Wednesday, November 20, 2013

Apple v. Samsung – Part III: Shouldn’t a Different Set of Rules Apply to Design Patent Injunctions?

Apple v. Samsung is truly the design patent case that keeps on giving, and Monday’s Federal Circuit decision is no different. This time, Apple asked the Court to review Judge Koh’s decision denying Apple’s request for a permanent injunction against future infringement of Apple’s patents. In a unanimous decision, Judges Prost, Bryson, and O’Malley affirmed the district court’s decision with respect to Apple’s design patents, but vacated and remanded for further consideration with respect to Apple’s utility patents.
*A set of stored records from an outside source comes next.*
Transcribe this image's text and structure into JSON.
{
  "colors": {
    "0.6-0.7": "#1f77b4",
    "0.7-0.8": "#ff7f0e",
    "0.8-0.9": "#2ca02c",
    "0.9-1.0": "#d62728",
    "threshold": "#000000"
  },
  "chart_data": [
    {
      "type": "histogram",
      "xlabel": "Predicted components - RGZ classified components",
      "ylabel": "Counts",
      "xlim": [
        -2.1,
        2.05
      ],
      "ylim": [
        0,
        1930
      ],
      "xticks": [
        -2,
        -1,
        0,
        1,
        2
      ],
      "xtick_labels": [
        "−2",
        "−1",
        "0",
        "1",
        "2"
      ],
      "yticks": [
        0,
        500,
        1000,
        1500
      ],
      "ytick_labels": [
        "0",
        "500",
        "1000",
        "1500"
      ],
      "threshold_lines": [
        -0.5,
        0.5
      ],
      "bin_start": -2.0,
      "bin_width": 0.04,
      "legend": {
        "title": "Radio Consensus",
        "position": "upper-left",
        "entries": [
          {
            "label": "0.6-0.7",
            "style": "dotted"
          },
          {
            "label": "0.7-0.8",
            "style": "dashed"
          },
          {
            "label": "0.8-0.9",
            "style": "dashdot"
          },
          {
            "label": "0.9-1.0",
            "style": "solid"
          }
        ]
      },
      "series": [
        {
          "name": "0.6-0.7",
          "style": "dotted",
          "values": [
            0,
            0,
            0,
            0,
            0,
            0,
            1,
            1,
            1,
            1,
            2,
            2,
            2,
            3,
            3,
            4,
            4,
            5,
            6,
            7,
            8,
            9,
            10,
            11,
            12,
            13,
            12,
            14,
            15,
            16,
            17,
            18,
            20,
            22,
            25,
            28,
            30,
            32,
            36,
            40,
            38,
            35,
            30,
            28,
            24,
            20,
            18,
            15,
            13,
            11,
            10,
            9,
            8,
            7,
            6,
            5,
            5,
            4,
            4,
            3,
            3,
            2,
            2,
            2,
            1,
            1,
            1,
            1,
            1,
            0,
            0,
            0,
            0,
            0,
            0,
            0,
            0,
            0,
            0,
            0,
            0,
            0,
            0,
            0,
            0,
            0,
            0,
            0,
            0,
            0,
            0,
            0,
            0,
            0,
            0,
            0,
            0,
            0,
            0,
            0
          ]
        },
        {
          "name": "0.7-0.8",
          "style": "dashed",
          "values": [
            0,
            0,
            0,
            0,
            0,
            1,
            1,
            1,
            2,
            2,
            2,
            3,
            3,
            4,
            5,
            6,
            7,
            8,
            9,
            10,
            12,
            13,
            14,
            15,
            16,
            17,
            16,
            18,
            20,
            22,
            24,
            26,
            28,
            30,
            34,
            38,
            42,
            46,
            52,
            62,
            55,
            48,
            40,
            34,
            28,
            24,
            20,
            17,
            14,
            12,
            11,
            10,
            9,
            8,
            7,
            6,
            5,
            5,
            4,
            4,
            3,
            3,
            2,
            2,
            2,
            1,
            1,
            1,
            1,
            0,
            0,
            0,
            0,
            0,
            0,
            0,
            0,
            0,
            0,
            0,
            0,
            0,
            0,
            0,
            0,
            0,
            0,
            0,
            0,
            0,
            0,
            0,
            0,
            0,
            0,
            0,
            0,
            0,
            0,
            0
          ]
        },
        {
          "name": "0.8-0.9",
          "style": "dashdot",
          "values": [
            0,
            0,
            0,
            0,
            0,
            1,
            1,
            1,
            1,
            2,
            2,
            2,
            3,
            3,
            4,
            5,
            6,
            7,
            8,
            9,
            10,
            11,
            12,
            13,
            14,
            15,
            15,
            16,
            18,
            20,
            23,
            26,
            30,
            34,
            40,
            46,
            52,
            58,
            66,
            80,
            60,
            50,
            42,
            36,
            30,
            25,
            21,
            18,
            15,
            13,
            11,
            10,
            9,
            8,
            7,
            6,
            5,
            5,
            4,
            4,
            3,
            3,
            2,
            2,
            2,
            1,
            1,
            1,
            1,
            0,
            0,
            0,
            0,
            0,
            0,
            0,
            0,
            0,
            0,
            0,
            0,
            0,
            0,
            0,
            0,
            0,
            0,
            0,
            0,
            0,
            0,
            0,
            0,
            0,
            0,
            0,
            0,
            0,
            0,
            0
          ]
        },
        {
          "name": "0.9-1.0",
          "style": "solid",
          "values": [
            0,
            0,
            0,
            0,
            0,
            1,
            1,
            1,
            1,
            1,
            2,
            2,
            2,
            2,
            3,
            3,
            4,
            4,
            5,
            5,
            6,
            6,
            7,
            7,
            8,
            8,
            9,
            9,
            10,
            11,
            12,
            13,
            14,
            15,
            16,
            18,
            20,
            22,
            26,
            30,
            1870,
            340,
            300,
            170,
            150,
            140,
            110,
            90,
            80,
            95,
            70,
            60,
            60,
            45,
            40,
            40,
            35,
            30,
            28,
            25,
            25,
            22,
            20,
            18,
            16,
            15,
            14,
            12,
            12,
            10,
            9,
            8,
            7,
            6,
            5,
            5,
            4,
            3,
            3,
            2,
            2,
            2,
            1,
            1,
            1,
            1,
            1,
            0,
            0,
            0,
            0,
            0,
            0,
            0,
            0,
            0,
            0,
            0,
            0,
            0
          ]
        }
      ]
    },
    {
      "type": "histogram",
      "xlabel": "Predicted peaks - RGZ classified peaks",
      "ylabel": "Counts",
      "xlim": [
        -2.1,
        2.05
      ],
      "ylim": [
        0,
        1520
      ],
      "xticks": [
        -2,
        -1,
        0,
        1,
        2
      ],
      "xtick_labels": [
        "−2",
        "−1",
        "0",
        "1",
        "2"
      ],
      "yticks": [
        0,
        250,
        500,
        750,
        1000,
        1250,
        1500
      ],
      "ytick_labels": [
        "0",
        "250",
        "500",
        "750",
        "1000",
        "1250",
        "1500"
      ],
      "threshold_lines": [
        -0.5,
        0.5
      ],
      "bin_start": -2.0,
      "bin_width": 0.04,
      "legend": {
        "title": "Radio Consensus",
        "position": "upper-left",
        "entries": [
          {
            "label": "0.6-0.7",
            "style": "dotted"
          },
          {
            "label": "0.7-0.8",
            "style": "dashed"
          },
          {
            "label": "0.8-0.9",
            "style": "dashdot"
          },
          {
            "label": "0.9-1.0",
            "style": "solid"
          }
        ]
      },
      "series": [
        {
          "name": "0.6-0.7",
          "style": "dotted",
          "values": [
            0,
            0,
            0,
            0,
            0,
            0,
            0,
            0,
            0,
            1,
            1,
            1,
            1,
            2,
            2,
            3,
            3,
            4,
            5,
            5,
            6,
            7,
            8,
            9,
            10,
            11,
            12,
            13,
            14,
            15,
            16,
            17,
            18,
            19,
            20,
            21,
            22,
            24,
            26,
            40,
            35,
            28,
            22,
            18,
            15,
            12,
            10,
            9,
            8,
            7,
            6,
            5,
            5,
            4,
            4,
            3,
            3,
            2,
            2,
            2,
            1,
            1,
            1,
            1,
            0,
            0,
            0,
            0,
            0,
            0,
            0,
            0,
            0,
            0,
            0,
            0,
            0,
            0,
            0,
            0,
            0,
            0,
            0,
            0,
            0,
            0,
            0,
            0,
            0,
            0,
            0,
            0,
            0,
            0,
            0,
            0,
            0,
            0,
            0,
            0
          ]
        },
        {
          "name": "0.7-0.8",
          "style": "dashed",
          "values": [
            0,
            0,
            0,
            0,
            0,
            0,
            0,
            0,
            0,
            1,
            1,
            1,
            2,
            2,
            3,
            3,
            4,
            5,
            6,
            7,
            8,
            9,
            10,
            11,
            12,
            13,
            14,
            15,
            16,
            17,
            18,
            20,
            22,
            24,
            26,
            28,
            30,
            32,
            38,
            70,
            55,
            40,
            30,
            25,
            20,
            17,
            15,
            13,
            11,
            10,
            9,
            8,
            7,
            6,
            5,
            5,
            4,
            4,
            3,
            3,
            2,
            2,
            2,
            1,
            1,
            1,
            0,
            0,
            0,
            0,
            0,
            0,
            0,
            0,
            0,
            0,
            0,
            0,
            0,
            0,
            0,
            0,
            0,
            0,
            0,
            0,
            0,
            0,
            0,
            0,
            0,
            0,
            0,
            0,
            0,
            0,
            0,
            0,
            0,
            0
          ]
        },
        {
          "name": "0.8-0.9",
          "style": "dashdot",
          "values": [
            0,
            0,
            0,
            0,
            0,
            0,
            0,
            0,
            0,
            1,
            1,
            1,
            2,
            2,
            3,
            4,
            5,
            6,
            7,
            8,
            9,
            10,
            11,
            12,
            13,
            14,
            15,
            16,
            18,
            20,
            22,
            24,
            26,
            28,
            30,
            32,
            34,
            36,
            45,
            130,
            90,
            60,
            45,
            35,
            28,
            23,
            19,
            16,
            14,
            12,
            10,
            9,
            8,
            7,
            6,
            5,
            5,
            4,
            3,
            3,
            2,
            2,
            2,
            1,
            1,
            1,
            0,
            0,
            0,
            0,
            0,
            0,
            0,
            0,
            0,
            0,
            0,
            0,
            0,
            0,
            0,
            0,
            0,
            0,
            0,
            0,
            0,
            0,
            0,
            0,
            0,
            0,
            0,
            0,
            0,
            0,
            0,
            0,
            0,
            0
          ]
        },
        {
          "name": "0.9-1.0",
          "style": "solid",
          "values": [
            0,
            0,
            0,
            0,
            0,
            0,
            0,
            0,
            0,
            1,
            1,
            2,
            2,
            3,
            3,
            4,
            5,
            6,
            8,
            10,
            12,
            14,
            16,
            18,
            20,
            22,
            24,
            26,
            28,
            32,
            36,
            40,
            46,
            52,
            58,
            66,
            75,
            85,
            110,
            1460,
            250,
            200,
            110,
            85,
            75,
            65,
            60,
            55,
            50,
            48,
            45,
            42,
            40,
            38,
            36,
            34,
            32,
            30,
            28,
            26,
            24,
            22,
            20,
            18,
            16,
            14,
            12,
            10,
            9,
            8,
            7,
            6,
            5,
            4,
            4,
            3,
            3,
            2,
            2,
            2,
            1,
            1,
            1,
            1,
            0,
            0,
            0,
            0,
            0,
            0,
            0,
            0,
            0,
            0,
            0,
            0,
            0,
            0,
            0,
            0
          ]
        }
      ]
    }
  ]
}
Essentially, the Federal Circuit found that there was no evidence of a “causal nexus” between Samsung’s infringement of Apple’s design patents and Apple’s established loss of market share to Samsung. See Apple v. Samsung III, at 12 (“If the patented feature does not drive the demand for the product, sales would be lost even if the offending feature were absent from the accused product. Thus, a likelihood of irreparable harm cannot be shown if sales would be lost regardless of the infringing conduct.”). According to the Court, Apple's loss of market share may have occurred because of several unrelated and perfectly legal reasons having nothing to do with Apple’s design patents. As such, the court reasoned that irreparable harm could not be shown as a result of future infringement by Samsung. According to the Federal Circuit, the causal nexus requirement “reflects general tort principles of causation.” Id. at 13 (emphasis added).
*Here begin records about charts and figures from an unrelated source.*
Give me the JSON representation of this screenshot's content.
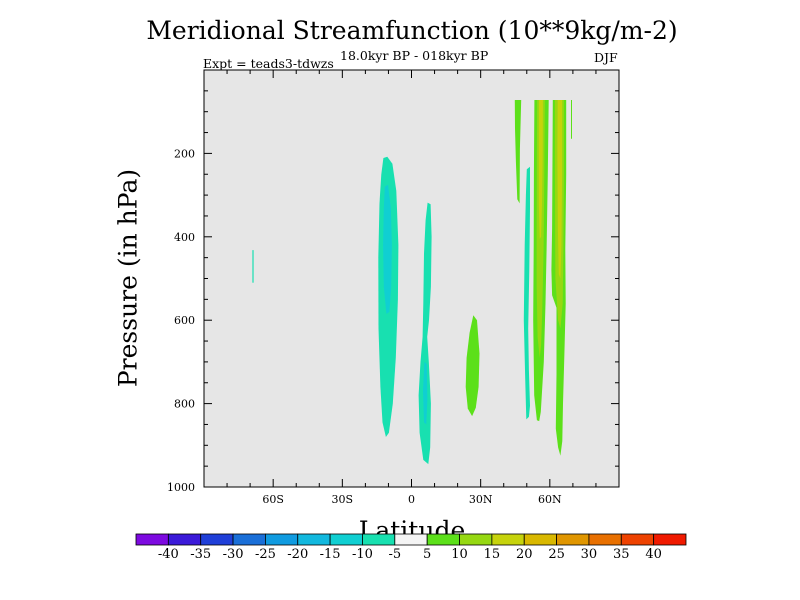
{
  "chart_data": {
    "type": "contour",
    "title": "Meridional Streamfunction (10**9kg/m-2)",
    "subtitle": "18.0kyr BP - 018kyr BP",
    "experiment": "Expt = teads3-tdwzs",
    "season": "DJF",
    "xlabel": "Latitude",
    "ylabel": "Pressure (in hPa)",
    "xlim": [
      -90,
      90
    ],
    "ylim": [
      1000,
      0
    ],
    "x_ticks": [
      {
        "value": -60,
        "label": "60S"
      },
      {
        "value": -30,
        "label": "30S"
      },
      {
        "value": 0,
        "label": "0"
      },
      {
        "value": 30,
        "label": "30N"
      },
      {
        "value": 60,
        "label": "60N"
      }
    ],
    "y_ticks": [
      {
        "value": 200,
        "label": "200"
      },
      {
        "value": 400,
        "label": "400"
      },
      {
        "value": 600,
        "label": "600"
      },
      {
        "value": 800,
        "label": "800"
      },
      {
        "value": 1000,
        "label": "1000"
      }
    ],
    "colorbar": {
      "labels": [
        "-40",
        "-35",
        "-30",
        "-25",
        "-20",
        "-15",
        "-10",
        "-5",
        "5",
        "10",
        "15",
        "20",
        "25",
        "30",
        "35",
        "40"
      ],
      "colors": [
        "#7d0ae0",
        "#3b1ad9",
        "#1f3fd8",
        "#1a6fd8",
        "#109be0",
        "#12b8de",
        "#10cfd2",
        "#18e0b0",
        "#f4f4f4",
        "#5ce01a",
        "#96d812",
        "#c6d30c",
        "#d9b800",
        "#e09600",
        "#e87000",
        "#ee4200",
        "#f01a00"
      ]
    },
    "regions": [
      {
        "name": "contour-sh-negative-main",
        "class": "-10 to -5",
        "color": "#18e0b0",
        "points": [
          [
            -12.2,
            211
          ],
          [
            -10.5,
            208
          ],
          [
            -8.3,
            225
          ],
          [
            -6.6,
            290
          ],
          [
            -5.7,
            420
          ],
          [
            -5.9,
            550
          ],
          [
            -6.8,
            690
          ],
          [
            -8.1,
            800
          ],
          [
            -9.8,
            870
          ],
          [
            -11.1,
            880
          ],
          [
            -12.6,
            845
          ],
          [
            -13.5,
            760
          ],
          [
            -14.3,
            620
          ],
          [
            -14.4,
            450
          ],
          [
            -13.9,
            320
          ],
          [
            -13.1,
            250
          ]
        ]
      },
      {
        "name": "contour-sh-negative-core",
        "class": "-15 to -10",
        "color": "#10cfd2",
        "points": [
          [
            -11.6,
            280
          ],
          [
            -10.2,
            275
          ],
          [
            -9.0,
            330
          ],
          [
            -8.5,
            420
          ],
          [
            -8.8,
            520
          ],
          [
            -9.6,
            580
          ],
          [
            -10.9,
            585
          ],
          [
            -12.0,
            520
          ],
          [
            -12.3,
            420
          ],
          [
            -12.0,
            330
          ]
        ]
      },
      {
        "name": "contour-equatorial-negative",
        "class": "-10 to -5",
        "color": "#18e0b0",
        "points": [
          [
            7.0,
            318
          ],
          [
            8.3,
            322
          ],
          [
            8.7,
            400
          ],
          [
            8.4,
            520
          ],
          [
            7.6,
            600
          ],
          [
            6.8,
            640
          ],
          [
            7.5,
            700
          ],
          [
            8.4,
            800
          ],
          [
            8.1,
            905
          ],
          [
            7.3,
            945
          ],
          [
            5.1,
            935
          ],
          [
            3.5,
            870
          ],
          [
            3.1,
            780
          ],
          [
            3.9,
            700
          ],
          [
            4.8,
            640
          ],
          [
            5.1,
            560
          ],
          [
            5.4,
            440
          ],
          [
            6.1,
            360
          ]
        ]
      },
      {
        "name": "contour-equatorial-negative-core",
        "class": "-15 to -10",
        "color": "#10cfd2",
        "points": [
          [
            5.6,
            700
          ],
          [
            6.6,
            705
          ],
          [
            6.9,
            790
          ],
          [
            6.4,
            850
          ],
          [
            5.4,
            845
          ],
          [
            5.0,
            770
          ]
        ]
      },
      {
        "name": "contour-sh-sliver",
        "class": "-10 to -5",
        "color": "#18e0b0",
        "points": [
          [
            -69.0,
            432
          ],
          [
            -68.5,
            432
          ],
          [
            -68.5,
            510
          ],
          [
            -69.0,
            510
          ]
        ]
      },
      {
        "name": "contour-30n-positive",
        "class": "5 to 10",
        "color": "#5ce01a",
        "points": [
          [
            26.8,
            588
          ],
          [
            28.4,
            600
          ],
          [
            29.5,
            680
          ],
          [
            29.1,
            760
          ],
          [
            27.9,
            810
          ],
          [
            26.3,
            830
          ],
          [
            24.4,
            812
          ],
          [
            23.5,
            760
          ],
          [
            23.9,
            690
          ],
          [
            25.2,
            630
          ]
        ]
      },
      {
        "name": "contour-45n-positive-upper",
        "class": "5 to 10",
        "color": "#5ce01a",
        "points": [
          [
            44.8,
            72
          ],
          [
            47.6,
            72
          ],
          [
            47.0,
            190
          ],
          [
            46.9,
            320
          ],
          [
            45.9,
            310
          ],
          [
            45.3,
            220
          ],
          [
            44.9,
            140
          ]
        ]
      },
      {
        "name": "contour-50n-negative",
        "class": "-10 to -5",
        "color": "#18e0b0",
        "points": [
          [
            50.0,
            238
          ],
          [
            51.4,
            232
          ],
          [
            51.4,
            330
          ],
          [
            51.1,
            480
          ],
          [
            50.6,
            620
          ],
          [
            50.9,
            720
          ],
          [
            51.4,
            805
          ],
          [
            50.9,
            832
          ],
          [
            49.8,
            838
          ],
          [
            49.3,
            740
          ],
          [
            48.7,
            600
          ],
          [
            49.1,
            420
          ],
          [
            49.6,
            300
          ]
        ]
      },
      {
        "name": "contour-55n-positive",
        "class": "5 to 10",
        "color": "#5ce01a",
        "points": [
          [
            53.3,
            72
          ],
          [
            59.5,
            72
          ],
          [
            59.1,
            250
          ],
          [
            58.6,
            430
          ],
          [
            58.1,
            560
          ],
          [
            57.4,
            700
          ],
          [
            56.1,
            820
          ],
          [
            55.4,
            842
          ],
          [
            54.4,
            840
          ],
          [
            53.2,
            780
          ],
          [
            52.8,
            600
          ],
          [
            53.0,
            420
          ],
          [
            53.1,
            250
          ]
        ]
      },
      {
        "name": "contour-55n-positive-core",
        "class": "10 to 15",
        "color": "#96d812",
        "points": [
          [
            54.5,
            72
          ],
          [
            57.8,
            72
          ],
          [
            57.6,
            250
          ],
          [
            57.3,
            430
          ],
          [
            56.7,
            580
          ],
          [
            56.2,
            660
          ],
          [
            55.6,
            690
          ],
          [
            54.7,
            640
          ],
          [
            54.3,
            520
          ],
          [
            54.3,
            380
          ],
          [
            54.4,
            200
          ]
        ]
      },
      {
        "name": "contour-55n-positive-peak",
        "class": "15 to 20",
        "color": "#c6d30c",
        "points": [
          [
            55.3,
            72
          ],
          [
            57.0,
            72
          ],
          [
            56.9,
            200
          ],
          [
            56.6,
            320
          ],
          [
            56.2,
            400
          ],
          [
            55.6,
            405
          ],
          [
            55.2,
            320
          ],
          [
            55.2,
            180
          ]
        ]
      },
      {
        "name": "contour-65n-positive",
        "class": "5 to 10",
        "color": "#5ce01a",
        "points": [
          [
            61.3,
            72
          ],
          [
            67.1,
            72
          ],
          [
            67.1,
            250
          ],
          [
            66.7,
            430
          ],
          [
            66.9,
            560
          ],
          [
            66.3,
            680
          ],
          [
            65.7,
            800
          ],
          [
            65.4,
            890
          ],
          [
            64.6,
            925
          ],
          [
            63.6,
            905
          ],
          [
            62.6,
            860
          ],
          [
            62.9,
            730
          ],
          [
            62.9,
            570
          ],
          [
            61.0,
            540
          ],
          [
            60.7,
            480
          ],
          [
            61.0,
            380
          ],
          [
            61.1,
            250
          ]
        ]
      },
      {
        "name": "contour-65n-positive-core",
        "class": "10 to 15",
        "color": "#96d812",
        "points": [
          [
            62.2,
            72
          ],
          [
            66.1,
            72
          ],
          [
            66.1,
            250
          ],
          [
            65.9,
            430
          ],
          [
            65.6,
            560
          ],
          [
            64.6,
            620
          ],
          [
            63.6,
            600
          ],
          [
            62.4,
            500
          ],
          [
            62.3,
            350
          ],
          [
            62.2,
            200
          ]
        ]
      },
      {
        "name": "contour-65n-positive-peak",
        "class": "15 to 20",
        "color": "#c6d30c",
        "points": [
          [
            63.4,
            72
          ],
          [
            65.3,
            72
          ],
          [
            65.3,
            250
          ],
          [
            65.0,
            420
          ],
          [
            64.6,
            500
          ],
          [
            63.9,
            490
          ],
          [
            63.5,
            380
          ],
          [
            63.3,
            200
          ]
        ]
      },
      {
        "name": "contour-70n-sliver",
        "class": "5 to 10",
        "color": "#5ce01a",
        "points": [
          [
            69.2,
            72
          ],
          [
            69.6,
            72
          ],
          [
            69.6,
            165
          ],
          [
            69.2,
            165
          ]
        ]
      }
    ]
  }
}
However, Apple v. Samsung III may be more noteworthy for what it failed to discuss. For example, it is unclear whether the “causal nexus” requirement makes sense in the context of design patents, where Apple already has an equitable remedy for disgorgement of Samsung’s illicit profits for any ongoing or future design patent infringement. In reality, Apple already has a de facto injunction against further infringement by Samsung because it would be entitled to recoup all of Samsung’s profits for any such design patent infringement, even without proving any actual harm or damage to Apple. Yet, the Federal Circuit never addressed this significant difference between utility and design patents in Apple III. Indeed, the disgorgement remedy for design patent infringement is an exception to the very “tort principles of causation” referenced by the court.

In the author’s opinion, the built-in equitable remedy for disgorgement of profits from design patent infringement should impact the permanent injunction analysis for design patents. The equitable remedy of disgorgement exists because Congress has determined that harm and causation should be presumed when a party infringes a design patent. This equitable principal of design patent law should inform the court’s analysis when considering a permanent injunction against further design patent infringement.
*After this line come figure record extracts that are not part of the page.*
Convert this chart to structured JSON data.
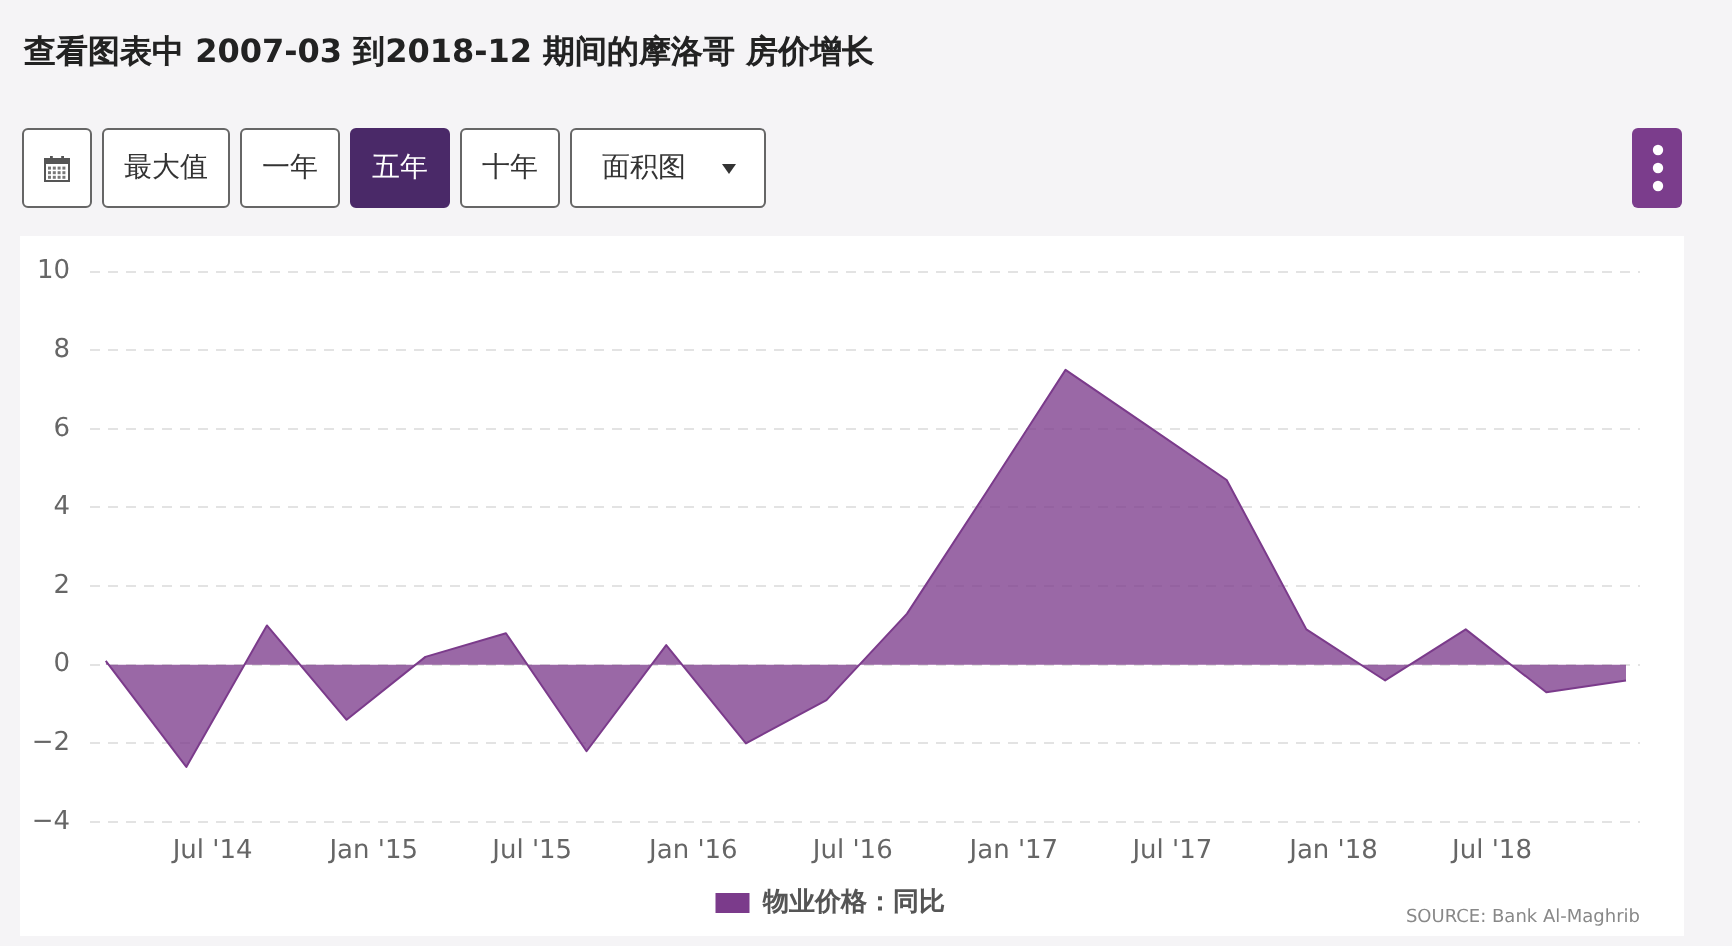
{
  "chart_data": {
    "type": "area",
    "title": "查看图表中 2007-03 到2018-12 期间的摩洛哥 房价增长",
    "x": [
      "2014-03",
      "2014-06",
      "2014-09",
      "2014-12",
      "2015-03",
      "2015-06",
      "2015-09",
      "2015-12",
      "2016-03",
      "2016-06",
      "2016-09",
      "2016-12",
      "2017-03",
      "2017-06",
      "2017-09",
      "2017-12",
      "2018-03",
      "2018-06",
      "2018-09",
      "2018-12"
    ],
    "series": [
      {
        "name": "物业价格：同比",
        "color": "#7b3b8b",
        "values": [
          0.1,
          -2.6,
          1.0,
          -1.4,
          0.2,
          0.8,
          -2.2,
          0.5,
          -2.0,
          -0.9,
          1.3,
          4.4,
          7.5,
          6.1,
          4.7,
          0.9,
          -0.4,
          0.9,
          -0.7,
          -0.4
        ]
      }
    ],
    "xlim": [
      "2014-02-11",
      "2018-12-17"
    ],
    "xticks": [
      {
        "value": "2014-07",
        "label": "Jul '14"
      },
      {
        "value": "2015-01",
        "label": "Jan '15"
      },
      {
        "value": "2015-07",
        "label": "Jul '15"
      },
      {
        "value": "2016-01",
        "label": "Jan '16"
      },
      {
        "value": "2016-07",
        "label": "Jul '16"
      },
      {
        "value": "2017-01",
        "label": "Jan '17"
      },
      {
        "value": "2017-07",
        "label": "Jul '17"
      },
      {
        "value": "2018-01",
        "label": "Jan '18"
      },
      {
        "value": "2018-07",
        "label": "Jul '18"
      }
    ],
    "ylim": [
      -4,
      10
    ],
    "yticks": [
      -4,
      -2,
      0,
      2,
      4,
      6,
      8,
      10
    ],
    "grid": "y",
    "legend": "bottom",
    "marker": "none",
    "annotations": [
      "最大值",
      "一年",
      "五年",
      "十年",
      "面积图",
      "SOURCE: Bank Al-Maghrib"
    ]
  }
}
Apple does not appear to have argued that design patents should not be subject to a causal nexus requirement because of the unique disgorgement remedy for design patent infringement. However, the court made one statement that offered a glimpse into its possible position on this line of reasoning. Apple argued that the “causal nexus” requirement should only apply to a motion for a preliminary injunction so as not to vitiate a patent owner’s right to exclude others from practicing the patent. In response the Federal Circuit quoted the Supreme Court’s decision in eBay, reasoning that “the creation of a right is distinct from the provision of remedies for violations of that right.” Id. at 17 (eBay, Inc. v. MercExchange, L.L.C., 547 U.S. 388, 392 (2006)). However, this admonishment does not explain the failure to address the impact of the disgorgement remedy on the injunction analysis. Presumably, the creation of an equitable remedy, such as disgorgement, would be highly relevant to the application of another equitable remedy for the same violation, such as an injunction.

Just add this to the growing list of questions for Apple and Samsung’s attorneys during this week’s design patent conference at Suffolk University School of Law.